Wednesday, November 21, 2007

World's first DRM + broadcast launches in Germany

The first DRM+ field trial was launched yesterday, 20 November, in Hanover and will run until 29 February. The DRM+ broadcasting trial is carried out by the DRM Associate Member German State Media Authority of Lower Saxony (NLM) and the DRM Associate Member Leibniz University of Hanover which designed and built up the first DRM+
transmitter. The results of the DRM+ broadcast measurements will provide a basis for the new DRM+ system which standardization is planned in 2008.

The DRM+ trial in Hanover is in line with the field trials scheduled in Germany on HD-Radio™ and DRM+. Both systems allow digital radio transmission in FM band. With reference to the final report from the DRM Associate Member University of Applied Sciences Kaiserslautern and the German State Media Authority of Rhineland-Palatinate (LMK) about the interference potential of DRM+ and HD-Radio™, the German Federal Network Agency has settled licences for
forthcoming field trials at an assigned time.

The final report is a first technical basis towards digitization of FM broadcast radio service. It is available in German at “Joachim Lehnert, technical director of the LMK, is satisfied […] that digitization of the public radio broadcasting services in the European VHF FM band is basically possible” notes Dr. Joachim Kind, press officer at LMK.

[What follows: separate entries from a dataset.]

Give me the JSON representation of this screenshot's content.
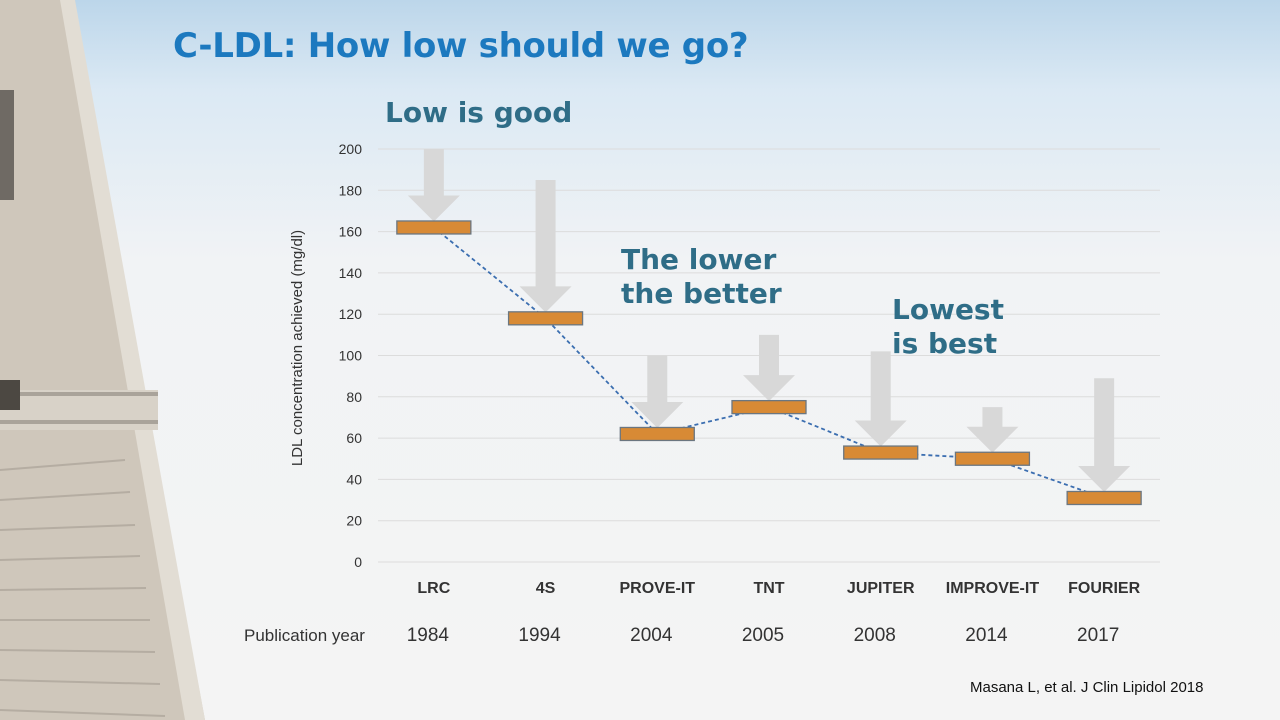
{
  "slide": {
    "title": "C-LDL: How low should we go?",
    "citation": "Masana L, et al. J Clin Lipidol 2018"
  },
  "annotations": {
    "low_is_good": "Low is good",
    "the_lower_line1": "The lower",
    "the_lower_line2": "the better",
    "lowest_line1": "Lowest",
    "lowest_line2": "is best"
  },
  "chart_data": {
    "type": "bar",
    "title": "",
    "ylabel": "LDL concentration achieved  (mg/dl)",
    "ylim": [
      0,
      200
    ],
    "yticks": [
      0,
      20,
      40,
      60,
      80,
      100,
      120,
      140,
      160,
      180,
      200
    ],
    "grid": true,
    "categories": [
      "LRC",
      "4S",
      "PROVE-IT",
      "TNT",
      "JUPITER",
      "IMPROVE-IT",
      "FOURIER"
    ],
    "publication_label": "Publication year",
    "years": [
      "1984",
      "1994",
      "2004",
      "2005",
      "2008",
      "2014",
      "2017"
    ],
    "baseline": [
      200,
      185,
      100,
      110,
      102,
      75,
      89
    ],
    "achieved": [
      162,
      118,
      62,
      75,
      53,
      50,
      31
    ],
    "colors": {
      "marker": "#d88a35",
      "marker_border": "#6b7680",
      "arrow": "#d8d8d8",
      "trend_line": "#3b6eb0",
      "grid": "#dcdcdc"
    }
  }
}
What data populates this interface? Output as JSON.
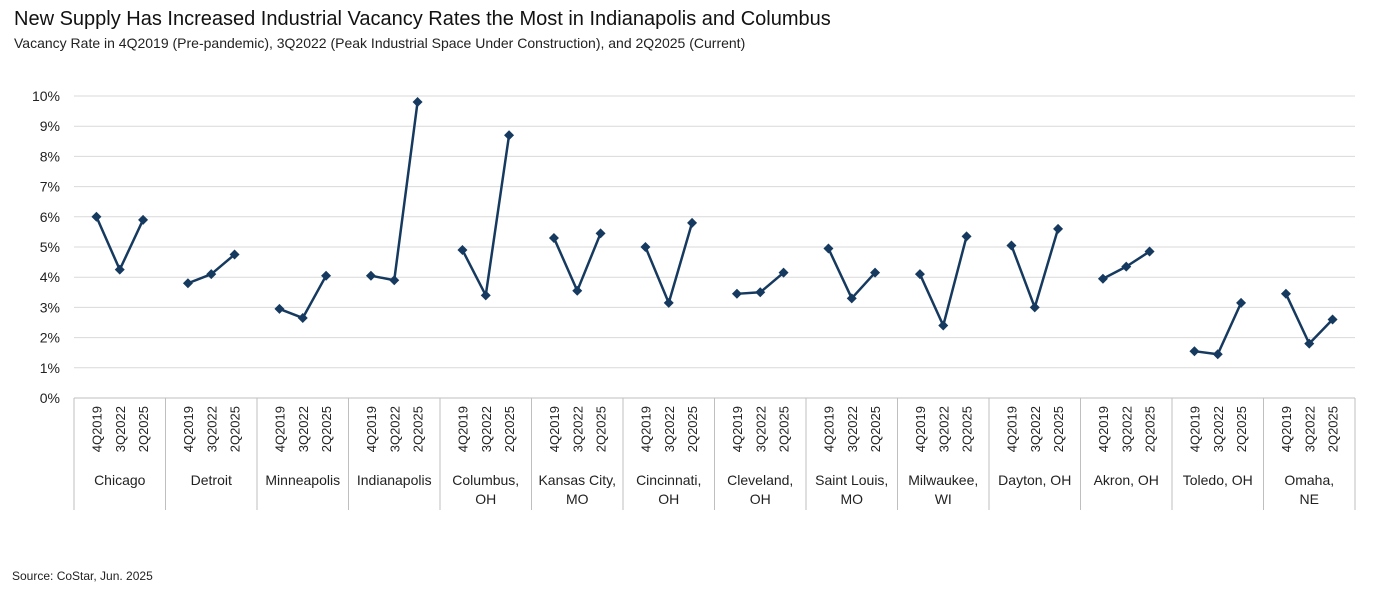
{
  "header": {
    "title": "New Supply Has Increased Industrial Vacancy Rates the Most in Indianapolis and Columbus",
    "subtitle": "Vacancy Rate in 4Q2019 (Pre-pandemic), 3Q2022 (Peak Industrial Space Under Construction), and 2Q2025 (Current)"
  },
  "source": "Source: CoStar, Jun. 2025",
  "colors": {
    "line": "#163a5f",
    "grid": "#d9d9d9",
    "axis": "#bfbfbf"
  },
  "chart_data": {
    "type": "line",
    "title": "New Supply Has Increased Industrial Vacancy Rates the Most in Indianapolis and Columbus",
    "subtitle": "Vacancy Rate in 4Q2019 (Pre-pandemic), 3Q2022 (Peak Industrial Space Under Construction), and 2Q2025 (Current)",
    "ylabel": "",
    "xlabel": "",
    "ylim": [
      0,
      10
    ],
    "yticks": [
      "0%",
      "1%",
      "2%",
      "3%",
      "4%",
      "5%",
      "6%",
      "7%",
      "8%",
      "9%",
      "10%"
    ],
    "grid": true,
    "periods": [
      "4Q2019",
      "3Q2022",
      "2Q2025"
    ],
    "groups": [
      {
        "name": [
          "Chicago"
        ],
        "values": [
          6.0,
          4.25,
          5.9
        ]
      },
      {
        "name": [
          "Detroit"
        ],
        "values": [
          3.8,
          4.1,
          4.75
        ]
      },
      {
        "name": [
          "Minneapolis"
        ],
        "values": [
          2.95,
          2.65,
          4.05
        ]
      },
      {
        "name": [
          "Indianapolis"
        ],
        "values": [
          4.05,
          3.9,
          9.8
        ]
      },
      {
        "name": [
          "Columbus,",
          "OH"
        ],
        "values": [
          4.9,
          3.4,
          8.7
        ]
      },
      {
        "name": [
          "Kansas City,",
          "MO"
        ],
        "values": [
          5.3,
          3.55,
          5.45
        ]
      },
      {
        "name": [
          "Cincinnati,",
          "OH"
        ],
        "values": [
          5.0,
          3.15,
          5.8
        ]
      },
      {
        "name": [
          "Cleveland,",
          "OH"
        ],
        "values": [
          3.45,
          3.5,
          4.15
        ]
      },
      {
        "name": [
          "Saint Louis,",
          "MO"
        ],
        "values": [
          4.95,
          3.3,
          4.15
        ]
      },
      {
        "name": [
          "Milwaukee,",
          "WI"
        ],
        "values": [
          4.1,
          2.4,
          5.35
        ]
      },
      {
        "name": [
          "Dayton, OH"
        ],
        "values": [
          5.05,
          3.0,
          5.6
        ]
      },
      {
        "name": [
          "Akron, OH"
        ],
        "values": [
          3.95,
          4.35,
          4.85
        ]
      },
      {
        "name": [
          "Toledo, OH"
        ],
        "values": [
          1.55,
          1.45,
          3.15
        ]
      },
      {
        "name": [
          "Omaha,",
          "NE"
        ],
        "values": [
          3.45,
          1.8,
          2.6
        ]
      }
    ]
  }
}
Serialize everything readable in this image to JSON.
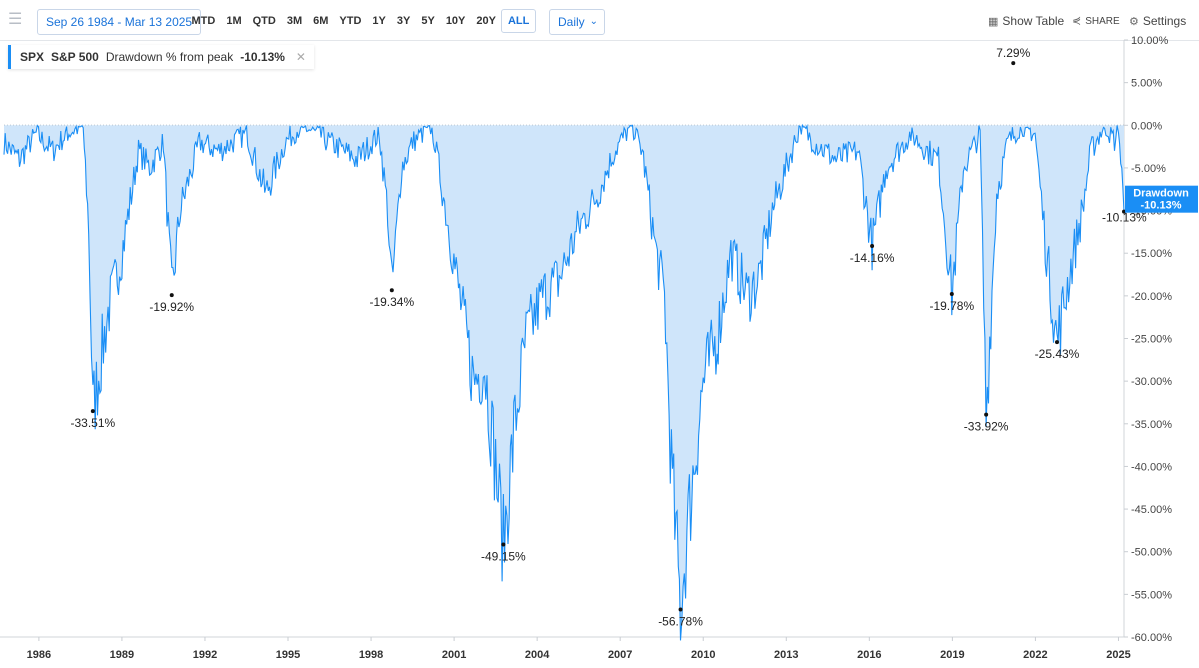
{
  "toolbar": {
    "date_range": "Sep 26 1984 - Mar 13 2025",
    "periods": [
      "MTD",
      "1M",
      "QTD",
      "3M",
      "6M",
      "YTD",
      "1Y",
      "3Y",
      "5Y",
      "10Y",
      "20Y",
      "ALL"
    ],
    "active_period": "ALL",
    "frequency": "Daily",
    "show_table": "Show Table",
    "share": "SHARE",
    "settings": "Settings"
  },
  "legend": {
    "ticker": "SPX",
    "name": "S&P 500",
    "metric": "Drawdown % from peak",
    "value": "-10.13%"
  },
  "last_value_tag": {
    "label": "Drawdown",
    "value": "-10.13%"
  },
  "colors": {
    "line": "#1a8ef5",
    "fill": "#cfe5fa",
    "accent": "#1a73d9"
  },
  "chart_data": {
    "type": "area",
    "title": "",
    "xlabel": "",
    "ylabel": "",
    "ylim": [
      -60,
      10
    ],
    "xlim": [
      1984.74,
      2025.2
    ],
    "y_ticks": [
      "10.00%",
      "5.00%",
      "0.00%",
      "-5.00%",
      "-10.00%",
      "-15.00%",
      "-20.00%",
      "-25.00%",
      "-30.00%",
      "-35.00%",
      "-40.00%",
      "-45.00%",
      "-50.00%",
      "-55.00%",
      "-60.00%"
    ],
    "x_ticks": [
      "1986",
      "1989",
      "1992",
      "1995",
      "1998",
      "2001",
      "2004",
      "2007",
      "2010",
      "2013",
      "2016",
      "2019",
      "2022",
      "2025"
    ],
    "series": [
      {
        "x": [
          1984.74,
          1985.3,
          1985.9,
          1986.5,
          1987.0,
          1987.6,
          1987.8,
          1987.95,
          1988.5,
          1989.0,
          1989.6,
          1990.0,
          1990.5,
          1990.8,
          1991.1,
          1991.8,
          1992.5,
          1993.5,
          1994.2,
          1994.9,
          1995.5,
          1996.5,
          1997.5,
          1998.3,
          1998.6,
          1998.75,
          1999.1,
          1999.5,
          2000.2,
          2000.7,
          2001.2,
          2001.7,
          2002.1,
          2002.5,
          2002.78,
          2003.2,
          2003.6,
          2004.2,
          2004.8,
          2005.5,
          2006.2,
          2006.8,
          2007.4,
          2007.8,
          2008.3,
          2008.6,
          2008.85,
          2009.18,
          2009.5,
          2010.0,
          2010.5,
          2011.0,
          2011.6,
          2012.0,
          2012.5,
          2013.0,
          2013.5,
          2014.0,
          2014.8,
          2015.6,
          2016.1,
          2016.6,
          2017.5,
          2018.1,
          2018.5,
          2018.98,
          2019.4,
          2020.0,
          2020.22,
          2020.6,
          2021.0,
          2021.5,
          2021.99,
          2022.4,
          2022.78,
          2023.2,
          2023.7,
          2024.0,
          2024.5,
          2024.9,
          2025.0,
          2025.2
        ],
        "y": [
          -2,
          -4,
          -1,
          -3,
          -1,
          0,
          -12,
          -33.51,
          -22,
          -15,
          -3,
          -5,
          -2,
          -19.92,
          -10,
          -2,
          -3,
          -1,
          -8,
          -2,
          0,
          -2,
          -4,
          -1,
          -10,
          -19.34,
          -5,
          -2,
          0,
          -10,
          -20,
          -30,
          -28,
          -40,
          -49.15,
          -35,
          -25,
          -20,
          -18,
          -12,
          -8,
          -3,
          0,
          -3,
          -15,
          -20,
          -40,
          -56.78,
          -45,
          -30,
          -25,
          -15,
          -20,
          -18,
          -10,
          -5,
          0,
          -2,
          -4,
          -3,
          -14.16,
          -5,
          -1,
          -3,
          -4,
          -19.78,
          -5,
          -1,
          -33.92,
          -8,
          -2,
          0,
          -1,
          -15,
          -25.43,
          -18,
          -10,
          -3,
          0,
          -2,
          0,
          -10.13
        ]
      }
    ],
    "annotations": [
      {
        "x": 1987.95,
        "y": -33.51,
        "label": "-33.51%"
      },
      {
        "x": 1990.8,
        "y": -19.92,
        "label": "-19.92%"
      },
      {
        "x": 1998.75,
        "y": -19.34,
        "label": "-19.34%"
      },
      {
        "x": 2002.78,
        "y": -49.15,
        "label": "-49.15%"
      },
      {
        "x": 2009.18,
        "y": -56.78,
        "label": "-56.78%"
      },
      {
        "x": 2016.1,
        "y": -14.16,
        "label": "-14.16%"
      },
      {
        "x": 2018.98,
        "y": -19.78,
        "label": "-19.78%"
      },
      {
        "x": 2020.22,
        "y": -33.92,
        "label": "-33.92%"
      },
      {
        "x": 2022.78,
        "y": -25.43,
        "label": "-25.43%"
      },
      {
        "x": 2025.2,
        "y": -10.13,
        "label": "-10.13%"
      },
      {
        "x": 2021.2,
        "y": 7.29,
        "label": "7.29%"
      }
    ]
  }
}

DRM+ is a narrow band digital radio system and could gradually replace the analogue FM radio in the future. DRM+ is appropriate for the transmission of local and sub-regional single programme offerings although it can obviously be extended to a bigger up to a nationwide coverage as a single-frequency network.

Detlef Pagel, Chairman of the DRM German Platform and technical director at NLM, welcomes the world premiere DRM+ field trials with enthusiasm. “The results of the measurements are very important not only for Germany but for all over the world. They will be the basis for planning and regulation so that the DRM+ system can be introduced.”